The DC converter at Lévis will be used to de-ice 5 lines: four 735 kV single-circuit lines and one 315 kV double-circuit line. Because of the different lengths and sizes of the conductor, the DC installation needs to be able to operate in various voltages and currents. To be de-iced, the transmission line needs be isolated from the AC circuits at both ends. Line conductors are used to form a closed loop between each phase.

== Modes ==

=== In the de-icer mode ===
According to Chris Horwill (AREVA T&D) there are four main design ratings in the de-icer mode. The first one is the Standard de-icer mode. It works at 250 MW and 7200 A from ±17.4 kV at 10 °C. The second one is the Verification mode. It works at 200 MW and 5760 A from ±17.4 kV at 30 °C. The third one is the 1-hour overload. This one works at 300 MW and 7200 A from ±20.8 kV at 10 °C. The last one is the Low ambient overload. It works at 275 MW and 7920 A from ±17.4 kV at −5 °C. The range of operation of the current and voltage is large because all of the sections have different characteristics.

====Circuit Schematic====
In "de-icer" mode, the installation provides a controlled high current of DC (direct current) power source which feeds a resistive load. The normal current rating in the de-icer mode is 7200 Adc, defined at an ambient temperature of +10 °C. The current rating is too high for a single converter bridge based on present-day HVDC technology. However, with two converter bridges in parallel, the required DC current per bridge can be met with 125 mm thyristors used in HVDC converters. With two thyristor converters connected in parallel, there are several possible circuit topologies. The three main alternatives considered were: Twelve Pulse Circuit, Double Twelve Pulse Circuit, Double Six Pulse Circuit.
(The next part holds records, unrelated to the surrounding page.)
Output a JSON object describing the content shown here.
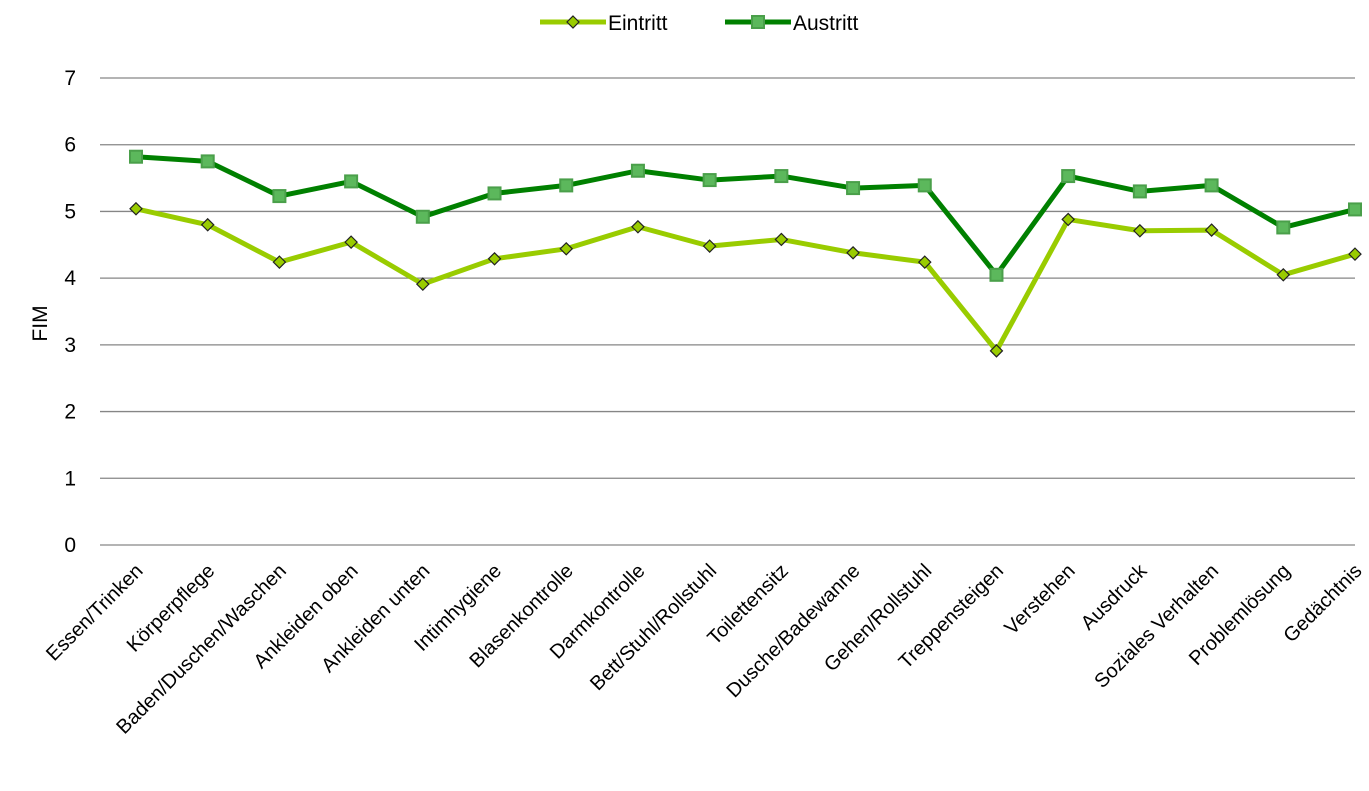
{
  "chart_data": {
    "type": "line",
    "ylabel": "FIM",
    "ylim": [
      0,
      7
    ],
    "yticks": [
      0,
      1,
      2,
      3,
      4,
      5,
      6,
      7
    ],
    "grid": true,
    "legend_position": "top-center",
    "categories": [
      "Essen/Trinken",
      "Körperpflege",
      "Baden/Duschen/Waschen",
      "Ankleiden oben",
      "Ankleiden unten",
      "Intimhygiene",
      "Blasenkontrolle",
      "Darmkontrolle",
      "Bett/Stuhl/Rollstuhl",
      "Toilettensitz",
      "Dusche/Badewanne",
      "Gehen/Rollstuhl",
      "Treppensteigen",
      "Verstehen",
      "Ausdruck",
      "Soziales Verhalten",
      "Problemlösung",
      "Gedächtnis"
    ],
    "series": [
      {
        "name": "Eintritt",
        "color": "#99cc00",
        "marker_fill": "#99cc00",
        "marker": "diamond",
        "values": [
          5.04,
          4.8,
          4.24,
          4.54,
          3.91,
          4.29,
          4.44,
          4.77,
          4.48,
          4.58,
          4.38,
          4.24,
          2.91,
          4.88,
          4.71,
          4.72,
          4.05,
          4.36
        ]
      },
      {
        "name": "Austritt",
        "color": "#008000",
        "marker_fill": "#5cb85c",
        "marker": "square",
        "values": [
          5.82,
          5.75,
          5.23,
          5.45,
          4.92,
          5.27,
          5.39,
          5.61,
          5.47,
          5.53,
          5.35,
          5.39,
          4.05,
          5.53,
          5.3,
          5.39,
          4.76,
          5.03
        ]
      }
    ]
  }
}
===== Twelve Pulse Circuit =====
In this circuit, the two bridges are fed from separate windings of the step down transformer. To improve harmonic cancellation, they have a 30° phase shift between them. Since the two bridges are connected in parallel, a specialised "Inter-Phase Transformer" is required to balance the differences in their emf. Also, this system requires a complex, multi-winding, step-down transformer.

===== Double Twelve Pulse Circuit =====
In this circuit, two whole, 12 pulse bridges that are series-connected, are connected in parallel. For this one, the "Inter-Phase Transformer" is eliminated because the emf produced by the bridges is the same. The step-down transformer, like in the twelve pulse circuit, is also complex, along with the thrystor valves and their interconnecting busbars.

===== Double Six Pulse Circuit =====
This is a simple connection between two six-pulse thyristor bridges. The de-icer function can be achieved with only a two-winding step-down transformer. Unlike the other two, this circuit can simple controller because the two thyristor bridges can be triggered directly in parallel. As a result, this circuit produces a broader range of harmonic currents and voltages.

=== In the SVC mode ===
According to Chris Horwill, there are also four main design ratings in the SVC mode. The first one is the Dynamic range. This one is at 225 MVAr, or −115 MVAr at nominal voltage. The next one is the Target voltage. It is at 315 kV±5%. The third one is just the Slope. And the last one is 3% on MVAr.